Pay-Per-Review - Debbie Bennett
The New York Times recently ran an article online about the morality of paying for a book review. It's generated quite a bit of interest in the online writing communities and in the comments following the article. In fact I'm surprised our own Guardian online hasn't jumped on the bandwagon as it generally has a lot to say about ebook publishing.
In a nutshell, the article concerns a man who made a lot of money matching up authors who wanted "favourable" online reviews for their books with people who were happy to write such reviews - for a fee. Note that I make no mention of books actually being read here - in many cases that seems to be an irrelevant and completely unnecessary part of writing a book review.
Most of the online debate seems to concentrate on the author of the book paying for a review. But nobody has really discussed the other side of the coin - whether it's right for a reviewer to accept payment for a review, favourable or otherwise.
Now I'm sure those of us who review books at least try to read the entire book before we commit fingers to keyboard. Sometimes we don't get all the way through; sometimes it's not our cup of tea, sometimes the book really is unreadable, but we all have our own methods of dealing with such things and coming out with a review that is fair, balanced and reflects the quality of the work. Such is how it should be. In most cases there is always something nice to say, even if the overall effect is less than palatable. But would we accept payment for a review? And if we did, would the review be biased, or be perceived to be biased?
Now here is where the argument starts to break down or at least become more complex. You see I have been paid to write reviews. I'm talking pre-ebooks, before self publishing became at least semi-respectable (I'm sure one day we will achieve complete respectability...) and back in the 1990s when I used to review traditionally published books for a national magazine - the sort you could (and still can) buy in WH Smiths and larger newsagents. There was a book section that carried reviews and my reviews were in there. I was paid £15 per review by the magazine regardless of length and the books came via the person who was the overall editor of the book review pages. I had a choice whether or not to accept the book on offer and while I never actually asked the question, I do wonder that if I had written negative reviews, whether I would have been given any more books.
I don't write bad reviews often. I'm more inclined to skip the book - after all, why would I want to waste my precious time reading a book I'm not enjoying? But I do very occasionally give 2* and 3* reviews on goodreads and amazon, although these are usually for traditionally-published books. Even so, they are, I hope, constructive, fair and balanced reviews. I work on the theory that I myself would not have an issue with a bad review of my books, so long as the reviewer had clearly read the book and at least tried to explain what they didn't like. I have a stunningly bad 1* review on goodreads of which I'm really rather proud - the reader hated my book so much that I'm impressed to have elicited such a strong emotional response.

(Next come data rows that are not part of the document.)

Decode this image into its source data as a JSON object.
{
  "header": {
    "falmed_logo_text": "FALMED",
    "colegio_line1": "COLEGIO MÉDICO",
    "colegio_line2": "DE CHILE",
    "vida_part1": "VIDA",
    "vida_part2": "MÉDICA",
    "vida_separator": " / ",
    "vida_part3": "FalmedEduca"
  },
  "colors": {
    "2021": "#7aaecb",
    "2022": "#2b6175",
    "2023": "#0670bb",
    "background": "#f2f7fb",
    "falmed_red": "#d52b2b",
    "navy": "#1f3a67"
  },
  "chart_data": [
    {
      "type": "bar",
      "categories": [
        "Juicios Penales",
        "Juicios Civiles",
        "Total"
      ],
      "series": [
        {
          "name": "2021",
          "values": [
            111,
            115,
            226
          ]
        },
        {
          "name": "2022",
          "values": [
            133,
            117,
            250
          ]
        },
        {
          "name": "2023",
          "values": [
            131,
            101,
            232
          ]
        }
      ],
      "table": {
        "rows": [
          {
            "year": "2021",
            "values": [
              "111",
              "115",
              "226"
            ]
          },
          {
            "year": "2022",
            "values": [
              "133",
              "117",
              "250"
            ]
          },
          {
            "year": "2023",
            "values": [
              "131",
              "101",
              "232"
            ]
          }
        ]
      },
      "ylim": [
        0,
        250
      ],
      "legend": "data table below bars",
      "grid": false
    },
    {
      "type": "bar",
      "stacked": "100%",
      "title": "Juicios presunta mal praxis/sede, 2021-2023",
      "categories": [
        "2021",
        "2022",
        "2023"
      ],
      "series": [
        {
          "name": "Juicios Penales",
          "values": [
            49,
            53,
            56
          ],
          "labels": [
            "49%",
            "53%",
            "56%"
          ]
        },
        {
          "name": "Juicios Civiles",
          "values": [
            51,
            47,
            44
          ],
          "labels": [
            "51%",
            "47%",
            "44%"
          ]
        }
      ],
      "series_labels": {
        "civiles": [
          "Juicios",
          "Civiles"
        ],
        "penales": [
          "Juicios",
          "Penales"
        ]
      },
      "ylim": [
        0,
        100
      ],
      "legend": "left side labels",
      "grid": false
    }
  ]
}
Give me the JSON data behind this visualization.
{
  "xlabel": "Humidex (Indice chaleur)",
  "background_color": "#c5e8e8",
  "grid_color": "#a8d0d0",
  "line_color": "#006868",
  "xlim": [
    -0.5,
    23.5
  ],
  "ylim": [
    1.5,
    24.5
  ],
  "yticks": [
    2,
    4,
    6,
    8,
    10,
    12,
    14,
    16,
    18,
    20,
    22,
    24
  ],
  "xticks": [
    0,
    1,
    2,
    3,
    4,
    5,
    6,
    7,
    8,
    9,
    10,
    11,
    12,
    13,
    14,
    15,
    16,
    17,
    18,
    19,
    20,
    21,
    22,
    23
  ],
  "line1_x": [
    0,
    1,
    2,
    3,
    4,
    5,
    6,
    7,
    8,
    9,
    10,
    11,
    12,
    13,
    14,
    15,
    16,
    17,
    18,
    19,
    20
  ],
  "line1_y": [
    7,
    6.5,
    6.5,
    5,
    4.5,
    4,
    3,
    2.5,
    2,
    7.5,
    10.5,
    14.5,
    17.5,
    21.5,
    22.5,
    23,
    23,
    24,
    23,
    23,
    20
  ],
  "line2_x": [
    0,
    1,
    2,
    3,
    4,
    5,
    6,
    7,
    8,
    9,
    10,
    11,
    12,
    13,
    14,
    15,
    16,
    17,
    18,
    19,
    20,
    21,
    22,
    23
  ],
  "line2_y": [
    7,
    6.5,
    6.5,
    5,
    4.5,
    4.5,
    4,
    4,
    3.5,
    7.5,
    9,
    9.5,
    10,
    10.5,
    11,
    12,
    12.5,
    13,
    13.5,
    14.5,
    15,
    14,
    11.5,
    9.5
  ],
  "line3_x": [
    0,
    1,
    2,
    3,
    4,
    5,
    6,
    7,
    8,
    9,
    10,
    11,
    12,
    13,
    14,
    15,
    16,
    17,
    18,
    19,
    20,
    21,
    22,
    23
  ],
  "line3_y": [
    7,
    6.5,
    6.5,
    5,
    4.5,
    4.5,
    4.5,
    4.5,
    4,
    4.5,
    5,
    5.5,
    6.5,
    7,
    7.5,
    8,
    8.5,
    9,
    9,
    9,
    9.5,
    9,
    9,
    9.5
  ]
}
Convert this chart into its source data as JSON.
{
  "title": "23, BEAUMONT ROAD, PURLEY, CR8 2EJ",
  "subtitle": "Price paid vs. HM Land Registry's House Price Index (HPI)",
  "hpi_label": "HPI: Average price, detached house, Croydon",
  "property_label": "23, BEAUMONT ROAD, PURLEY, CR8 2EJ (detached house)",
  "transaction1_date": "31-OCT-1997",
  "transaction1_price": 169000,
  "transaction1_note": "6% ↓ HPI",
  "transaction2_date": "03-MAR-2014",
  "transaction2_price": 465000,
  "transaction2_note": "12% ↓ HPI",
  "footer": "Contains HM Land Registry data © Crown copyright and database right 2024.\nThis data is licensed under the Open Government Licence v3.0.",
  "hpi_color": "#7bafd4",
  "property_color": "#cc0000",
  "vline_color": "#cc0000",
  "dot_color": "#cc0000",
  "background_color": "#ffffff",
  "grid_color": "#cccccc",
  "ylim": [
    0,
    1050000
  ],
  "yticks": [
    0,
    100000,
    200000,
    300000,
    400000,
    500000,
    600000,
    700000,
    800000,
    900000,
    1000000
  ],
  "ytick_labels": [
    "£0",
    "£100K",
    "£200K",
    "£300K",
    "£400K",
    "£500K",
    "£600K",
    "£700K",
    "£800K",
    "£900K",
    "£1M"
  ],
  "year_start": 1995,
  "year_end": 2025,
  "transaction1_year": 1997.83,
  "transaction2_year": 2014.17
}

So is it right to accept payment for a review (other than a free copy of the book)? I'm inclined to say no, but then there are people who clearly make a living out of reviewing things - do the media critics who review theatre and films for the Guardian or the Sunday Times really not get paid? Or is the issue actually with the person who pays - it's an acceptable practice as long as it isn't the author who is paying? Maybe the problem is in the soliciting of the review, rather than the writing.
Amazon and other online review sites are already losing credibility. Too many 5* reviews from friends and family, too many 1* reviews from competitors or people with an axe to grind. At some point, it will blow up in our faces as indie authors. Maybe we really do need to be pushing the independent review sites like Indie Ebook Review and others.